The National Computer Emergency Response Team (NCERT) issued a stark warning about a indispensable vulnerability in Palo Alto Networks’ PAN-OS firewall software.
This flaw, recognized as CVE-2024-3400, approves attackers to remotely take whole manage of affected firewalls, bypassing any authentication measures. Firewalls are a essential security layer defending laptop networks, making this vulnerability a giant threat.
The advisory highlights that attackers are actively exploiting CVE-2024-3400. NCERT warns that PAN-OS variations 10.2, 11.0, and 11.1 are susceptible, in particular when both the GlobalProtect gateway and system telemetry facets are enabled. Fortunately, Palo Alto Networks has launched hotfixes to tackle the issue. NCERT urges users to deploy these hotfixes immediately.
While permanent safety patches are forthcoming, the advisory outlines extra mitigation strategies. These include activating a specific Threat ID for users with Threat Prevention subscriptions, configuring vulnerability protection on unique interfaces, and disabling a particular telemetry feature.

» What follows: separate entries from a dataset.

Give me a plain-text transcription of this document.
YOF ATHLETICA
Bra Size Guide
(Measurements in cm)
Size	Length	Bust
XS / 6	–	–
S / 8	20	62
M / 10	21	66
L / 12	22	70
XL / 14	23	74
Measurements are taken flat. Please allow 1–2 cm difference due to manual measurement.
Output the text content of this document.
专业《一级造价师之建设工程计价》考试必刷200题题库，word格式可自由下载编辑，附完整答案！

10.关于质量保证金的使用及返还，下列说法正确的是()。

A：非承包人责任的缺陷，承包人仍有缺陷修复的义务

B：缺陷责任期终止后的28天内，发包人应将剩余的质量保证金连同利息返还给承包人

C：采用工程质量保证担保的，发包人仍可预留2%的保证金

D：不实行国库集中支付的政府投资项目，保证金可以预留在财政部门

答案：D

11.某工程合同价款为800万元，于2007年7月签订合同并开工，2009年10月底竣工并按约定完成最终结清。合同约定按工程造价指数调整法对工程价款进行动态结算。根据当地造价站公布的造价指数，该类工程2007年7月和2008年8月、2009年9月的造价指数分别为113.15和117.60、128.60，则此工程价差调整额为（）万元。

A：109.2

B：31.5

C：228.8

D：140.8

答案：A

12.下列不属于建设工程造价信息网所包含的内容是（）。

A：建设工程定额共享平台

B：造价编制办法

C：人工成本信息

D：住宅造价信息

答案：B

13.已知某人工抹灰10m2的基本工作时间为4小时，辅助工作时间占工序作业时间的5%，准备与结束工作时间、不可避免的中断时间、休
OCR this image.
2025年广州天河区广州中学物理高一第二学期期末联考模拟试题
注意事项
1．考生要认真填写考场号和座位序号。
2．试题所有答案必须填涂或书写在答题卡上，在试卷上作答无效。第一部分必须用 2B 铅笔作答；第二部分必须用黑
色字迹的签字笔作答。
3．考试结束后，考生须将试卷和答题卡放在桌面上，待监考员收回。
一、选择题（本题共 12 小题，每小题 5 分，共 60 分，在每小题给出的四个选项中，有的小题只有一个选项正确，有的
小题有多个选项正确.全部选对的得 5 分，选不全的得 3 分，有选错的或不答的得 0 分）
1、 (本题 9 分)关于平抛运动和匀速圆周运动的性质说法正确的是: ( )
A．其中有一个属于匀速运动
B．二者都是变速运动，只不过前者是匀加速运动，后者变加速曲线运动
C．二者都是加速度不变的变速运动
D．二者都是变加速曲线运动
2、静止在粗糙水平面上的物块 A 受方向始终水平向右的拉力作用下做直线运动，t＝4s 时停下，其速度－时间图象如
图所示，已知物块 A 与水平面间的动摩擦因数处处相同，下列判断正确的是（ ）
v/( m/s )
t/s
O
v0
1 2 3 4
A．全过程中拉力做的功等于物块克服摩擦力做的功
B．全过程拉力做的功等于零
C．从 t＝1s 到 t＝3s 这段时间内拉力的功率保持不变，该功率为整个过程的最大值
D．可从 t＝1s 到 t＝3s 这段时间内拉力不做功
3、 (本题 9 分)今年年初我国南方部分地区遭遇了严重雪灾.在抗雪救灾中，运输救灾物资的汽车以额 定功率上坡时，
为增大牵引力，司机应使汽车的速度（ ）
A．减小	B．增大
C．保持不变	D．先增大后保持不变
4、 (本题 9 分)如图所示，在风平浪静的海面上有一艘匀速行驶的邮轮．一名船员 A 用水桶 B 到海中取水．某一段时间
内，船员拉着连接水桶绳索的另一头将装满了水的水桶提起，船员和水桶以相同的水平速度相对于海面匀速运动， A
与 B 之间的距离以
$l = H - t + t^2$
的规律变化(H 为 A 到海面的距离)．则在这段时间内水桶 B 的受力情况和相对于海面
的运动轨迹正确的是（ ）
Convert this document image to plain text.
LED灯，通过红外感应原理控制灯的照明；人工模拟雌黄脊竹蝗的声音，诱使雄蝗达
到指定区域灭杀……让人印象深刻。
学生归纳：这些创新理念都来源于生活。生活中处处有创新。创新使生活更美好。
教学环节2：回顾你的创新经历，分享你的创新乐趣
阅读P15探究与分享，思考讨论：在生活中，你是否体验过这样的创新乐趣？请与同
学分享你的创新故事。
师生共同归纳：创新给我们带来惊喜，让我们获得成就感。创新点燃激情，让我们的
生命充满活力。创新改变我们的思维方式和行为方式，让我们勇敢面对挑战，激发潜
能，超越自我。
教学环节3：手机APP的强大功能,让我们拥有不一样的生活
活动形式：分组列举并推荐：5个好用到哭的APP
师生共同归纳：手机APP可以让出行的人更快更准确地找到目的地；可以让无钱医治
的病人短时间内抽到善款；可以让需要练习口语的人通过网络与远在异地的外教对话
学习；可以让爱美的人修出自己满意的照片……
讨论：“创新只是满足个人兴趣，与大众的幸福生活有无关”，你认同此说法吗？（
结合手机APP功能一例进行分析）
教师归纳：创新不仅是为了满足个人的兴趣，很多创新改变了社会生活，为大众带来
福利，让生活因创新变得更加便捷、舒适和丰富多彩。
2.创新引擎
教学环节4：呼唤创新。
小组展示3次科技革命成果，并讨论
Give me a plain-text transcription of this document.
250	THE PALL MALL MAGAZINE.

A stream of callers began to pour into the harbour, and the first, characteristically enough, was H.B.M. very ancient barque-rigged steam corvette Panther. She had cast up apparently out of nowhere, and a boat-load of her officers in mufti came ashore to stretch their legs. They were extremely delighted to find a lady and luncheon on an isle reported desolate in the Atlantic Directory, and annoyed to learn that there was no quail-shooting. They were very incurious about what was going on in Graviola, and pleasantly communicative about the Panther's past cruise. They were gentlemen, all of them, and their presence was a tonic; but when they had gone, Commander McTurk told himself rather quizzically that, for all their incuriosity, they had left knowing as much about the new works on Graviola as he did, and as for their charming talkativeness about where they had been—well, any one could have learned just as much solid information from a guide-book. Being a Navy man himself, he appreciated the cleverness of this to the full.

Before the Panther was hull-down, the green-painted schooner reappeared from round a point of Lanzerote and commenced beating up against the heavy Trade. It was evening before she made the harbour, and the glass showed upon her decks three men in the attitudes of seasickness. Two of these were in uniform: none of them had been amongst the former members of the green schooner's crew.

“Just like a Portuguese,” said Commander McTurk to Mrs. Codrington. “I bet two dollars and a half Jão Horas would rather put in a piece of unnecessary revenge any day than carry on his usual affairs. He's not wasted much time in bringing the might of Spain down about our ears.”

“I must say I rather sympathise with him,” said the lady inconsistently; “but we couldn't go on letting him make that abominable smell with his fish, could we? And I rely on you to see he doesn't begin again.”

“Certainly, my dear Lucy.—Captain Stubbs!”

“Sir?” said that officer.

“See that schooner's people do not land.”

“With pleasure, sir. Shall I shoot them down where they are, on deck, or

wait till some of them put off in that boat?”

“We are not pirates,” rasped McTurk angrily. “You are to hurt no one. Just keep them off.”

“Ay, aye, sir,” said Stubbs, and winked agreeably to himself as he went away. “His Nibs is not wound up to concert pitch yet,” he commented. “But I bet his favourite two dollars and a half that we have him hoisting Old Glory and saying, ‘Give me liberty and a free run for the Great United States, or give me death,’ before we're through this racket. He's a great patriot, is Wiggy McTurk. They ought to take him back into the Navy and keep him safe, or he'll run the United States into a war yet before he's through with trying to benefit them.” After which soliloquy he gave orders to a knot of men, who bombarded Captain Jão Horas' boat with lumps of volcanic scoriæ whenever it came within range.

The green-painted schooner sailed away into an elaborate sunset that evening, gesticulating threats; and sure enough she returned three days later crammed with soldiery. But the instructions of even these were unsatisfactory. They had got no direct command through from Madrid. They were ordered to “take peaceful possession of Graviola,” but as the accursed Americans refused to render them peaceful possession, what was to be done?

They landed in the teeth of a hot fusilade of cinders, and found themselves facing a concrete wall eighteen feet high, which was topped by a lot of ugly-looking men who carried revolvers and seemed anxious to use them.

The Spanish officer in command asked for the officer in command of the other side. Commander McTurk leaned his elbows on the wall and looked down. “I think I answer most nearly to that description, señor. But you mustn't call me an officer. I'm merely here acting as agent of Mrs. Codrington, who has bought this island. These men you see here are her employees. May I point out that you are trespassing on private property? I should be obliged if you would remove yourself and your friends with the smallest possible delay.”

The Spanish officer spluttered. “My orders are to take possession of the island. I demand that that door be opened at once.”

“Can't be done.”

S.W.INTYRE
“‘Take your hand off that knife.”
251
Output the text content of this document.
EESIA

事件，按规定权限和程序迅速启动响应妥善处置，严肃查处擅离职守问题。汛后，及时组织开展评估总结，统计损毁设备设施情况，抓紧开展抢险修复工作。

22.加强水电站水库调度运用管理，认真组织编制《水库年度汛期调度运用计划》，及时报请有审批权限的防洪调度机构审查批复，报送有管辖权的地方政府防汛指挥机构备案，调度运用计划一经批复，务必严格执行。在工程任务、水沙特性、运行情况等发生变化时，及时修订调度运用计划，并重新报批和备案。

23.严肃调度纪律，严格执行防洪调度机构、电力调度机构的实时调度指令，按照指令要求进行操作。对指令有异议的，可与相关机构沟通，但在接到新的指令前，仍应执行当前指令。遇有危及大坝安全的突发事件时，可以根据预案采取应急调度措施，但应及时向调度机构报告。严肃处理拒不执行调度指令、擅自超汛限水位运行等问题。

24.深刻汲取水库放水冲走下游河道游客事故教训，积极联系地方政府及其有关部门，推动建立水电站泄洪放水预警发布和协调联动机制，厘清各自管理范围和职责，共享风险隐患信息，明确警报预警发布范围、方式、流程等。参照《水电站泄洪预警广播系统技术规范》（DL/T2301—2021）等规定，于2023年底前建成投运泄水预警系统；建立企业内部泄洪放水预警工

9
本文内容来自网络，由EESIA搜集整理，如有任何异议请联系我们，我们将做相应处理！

NCERT emphasizes the significance of proactive network protection practices past this particular vulnerability. They advocate businesses many times assessment and update security configurations, consistently display network undertaking for suspicious behavior, and have a response diagram in region to correctly tackle protection incidents. Following these hints and applying the reachable hotfixes can notably minimize the hazard of being compromised.